In that sense, Assistants are not only workers. They are also a way to discover future product capabilities.
One platform, multiple harnesses
Supporting multiple harnesses cleanly requires more than adding a sandbox next to a tool system. The harnesses need one shared layer underneath them.
The key architectural decision is simple: UI, APIs, predefined tools, CLI commands, and external integrations should all reach the same business logic.
Otherwise the system drifts:
- Features appear in one interface and lag in another.
- Validation rules diverge.
- Permission checks become inconsistent.
That shared execution layer gives three practical benefits:
- Shared semantics. A human can trigger an action in the UI, a Field Agent can call it as a tool, and an Assistant can reach it through the CLI. Each surface does not need to invent its own version of the rule.
- Controlled runtime. The sandbox becomes a controlled runtime rather than a side channel. The Assistant can investigate and act, but it does so through a constrained environment with explicit permissions, visibility, and approval boundaries.
- Durable execution.
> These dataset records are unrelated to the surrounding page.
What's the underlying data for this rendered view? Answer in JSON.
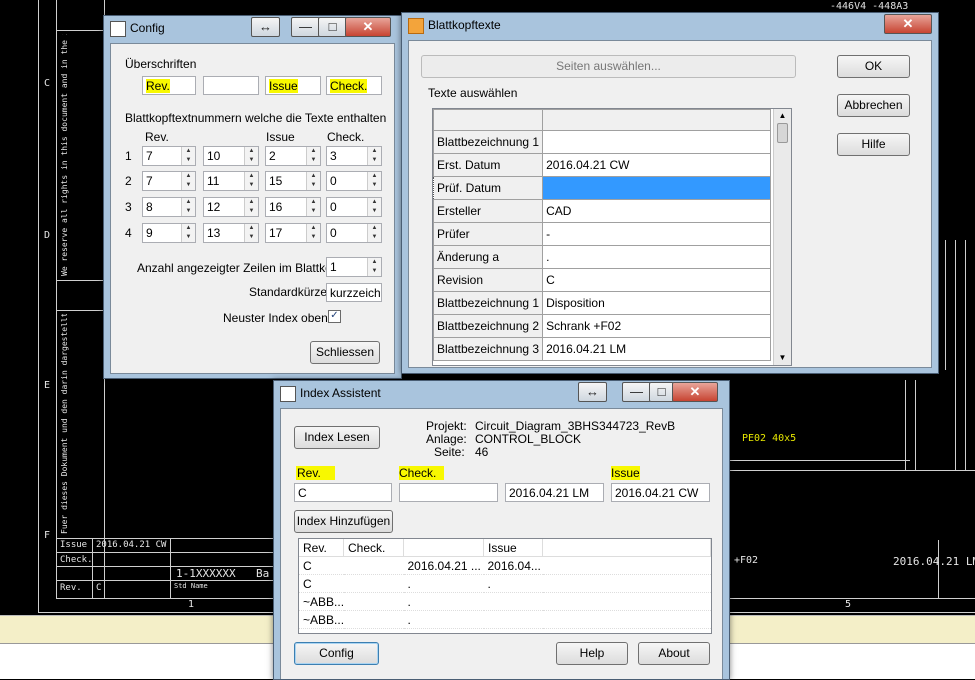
{
  "cad": {
    "row_letters": [
      "C",
      "D",
      "E",
      "F"
    ],
    "col_numbers": [
      "1",
      "5"
    ],
    "coords": "-446V4 -448A3",
    "pe_label": "PE02 40x5",
    "plus_label": "+F02",
    "date_right": "2016.04.21 LM",
    "titleblock": {
      "issue_label": "Issue",
      "issue_value": "2016.04.21 CW",
      "check_label": "Check.",
      "rev_label": "Rev.",
      "rev_value": "C",
      "doc_no": "1-1XXXXXX",
      "doc_suffix": "Ba",
      "std_name": "Std Name"
    },
    "copyright_text_1": "We reserve all rights in this document and in the information contained therein. Reproduction, use or disclosure to third parties without express authority is strictly forbidden. Copyright 2016 ABB. All rights reserved.",
    "copyright_text_2": "Fuer dieses Dokument und den darin dargestellten Gegenstand behalten wir uns alle Rechte vor. Vervielfaeltigung, Bekanntgabe an Dritte oder Verwertung seines Inhaltes sind ohne unsere ausdrueckliche Zustimmung verboten. Copyright 2016 ABB. All rights reserved."
  },
  "config": {
    "title": "Config",
    "section_headers": "Überschriften",
    "header_fields": [
      "Rev.",
      "",
      "Issue",
      "Check."
    ],
    "section_numbers": "Blattkopftextnummern welche die Texte enthalten",
    "col_headers": [
      "Rev.",
      "",
      "Issue",
      "Check."
    ],
    "rows": [
      {
        "num": "1",
        "values": [
          "7",
          "10",
          "2",
          "3"
        ]
      },
      {
        "num": "2",
        "values": [
          "7",
          "11",
          "15",
          "0"
        ]
      },
      {
        "num": "3",
        "values": [
          "8",
          "12",
          "16",
          "0"
        ]
      },
      {
        "num": "4",
        "values": [
          "9",
          "13",
          "17",
          "0"
        ]
      }
    ],
    "anzahl_label": "Anzahl angezeigter Zeilen im Blattkopf",
    "anzahl_value": "1",
    "kuerzel_label": "Standardkürzel",
    "kuerzel_value": "kurzzeiche",
    "neuster_label": "Neuster Index oben",
    "neuster_checked": "✓",
    "close_button": "Schliessen"
  },
  "blattkopf": {
    "title": "Blattkopftexte",
    "seiten_button": "Seiten auswählen...",
    "group_label": "Texte auswählen",
    "ok_button": "OK",
    "cancel_button": "Abbrechen",
    "help_button": "Hilfe",
    "rows": [
      {
        "name": "Blattbezeichnung 1",
        "value": ""
      },
      {
        "name": "Erst. Datum",
        "value": "2016.04.21 CW"
      },
      {
        "name": "Prüf. Datum",
        "value": ""
      },
      {
        "name": "Ersteller",
        "value": "CAD"
      },
      {
        "name": "Prüfer",
        "value": "-"
      },
      {
        "name": "Änderung a",
        "value": "."
      },
      {
        "name": "Revision",
        "value": "C"
      },
      {
        "name": "Blattbezeichnung 1",
        "value": "Disposition"
      },
      {
        "name": "Blattbezeichnung 2",
        "value": "Schrank +F02"
      },
      {
        "name": "Blattbezeichnung 3",
        "value": "2016.04.21 LM"
      }
    ],
    "selected_color": "#3399ff"
  },
  "index": {
    "title": "Index Assistent",
    "lesen_button": "Index Lesen",
    "projekt_label": "Projekt:",
    "projekt_value": "Circuit_Diagram_3BHS344723_RevB",
    "anlage_label": "Anlage:",
    "anlage_value": "CONTROL_BLOCK",
    "seite_label": "Seite:",
    "seite_value": "46",
    "rev_label": "Rev.",
    "check_label": "Check.",
    "issue_label": "Issue",
    "rev_value": "C",
    "check_value": "",
    "date1_value": "2016.04.21 LM",
    "issue_value": "2016.04.21 CW",
    "add_button": "Index Hinzufügen",
    "list_headers": [
      "Rev.",
      "Check.",
      "",
      "Issue",
      ""
    ],
    "list_rows": [
      [
        "C",
        "",
        "2016.04.21 ...",
        "2016.04...",
        ""
      ],
      [
        "C",
        "",
        ".",
        ".",
        ""
      ],
      [
        "~ABB...",
        "",
        ".",
        "",
        ""
      ],
      [
        "~ABB...",
        "",
        ".",
        "",
        ""
      ]
    ],
    "config_button": "Config",
    "help_button": "Help",
    "about_button": "About"
  },
  "colors": {
    "highlight": "#f8f800",
    "titlebar": "#a9c4dd"
  }
}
Assistant sessions are inherently multi-step. They pause, retry, recover, and sometimes wait for user input. That only works well in production if the runtime can persist state and resume cleanly.
The first diagram shows the shared business layer. Different harnesses reach the same underlying semantics.
flowchart TD
User[People via UI]
Assistant[Assistant Harness]
FieldAgent[Field Agent Harness]
Integration[External Integrations]
User --> API[Application API]
FieldAgent --> Tools[Predefined Tools]
Assistant --> CLI[Platform CLI]
Integration --> ExternalAPI[External API]
API --> Internal[Internal API Layer]
Tools --> Internal
CLI --> Internal
ExternalAPI --> Internal
Internal --> Domain[Shared Business Logic]
Domain --> Data[Platform Data and Services]
The second diagram shows the sandbox harness. The model is not directly mutating production state. It works through a controlled runtime and reaches product capabilities through the same internal layer.
flowchart TD
Chat[User and Assistant]
Workflow[Durable Workflow Runtime]
Sandbox[Isolated Sandbox]
AgentServer[Agent Runtime Server]
Model[Model Runtime]
CLI[Platform CLI]
Internal[Internal API Layer]
Data[Platform Data and Services]
Chat --> Workflow
Workflow --> Sandbox
Sandbox --> AgentServer
AgentServer --> Model
Model --> AgentServer
AgentServer --> CLI
CLI --> Internal
Internal --> Data
AgentServer --> Workflow
Workflow --> Chat
This architecture lets the same platform capability be used in different ways without creating two separate products under the hood.
Conclusion
Harness Engineering is about matching the agent’s runtime to the work.
Tool-based Field Agents remain the right answer for bounded, governed, repeatable operations. They are easier to debug, easier to trust, and easier to align with business roles.
Sandboxed Assistants are the better answer for ambiguous work. They can inspect, compose, recover, and discover the path to an outcome when the user cannot specify every step in advance.
The most useful systems need both.
- One harness handles execution with clear boundaries.
- Another harness handles exploration in a controlled environment.
- A shared platform layer lets discoveries move from exploration back into governed execution.
That is the real evolution: not tools versus coding agents, but a platform that can choose the right harness for the shape of work.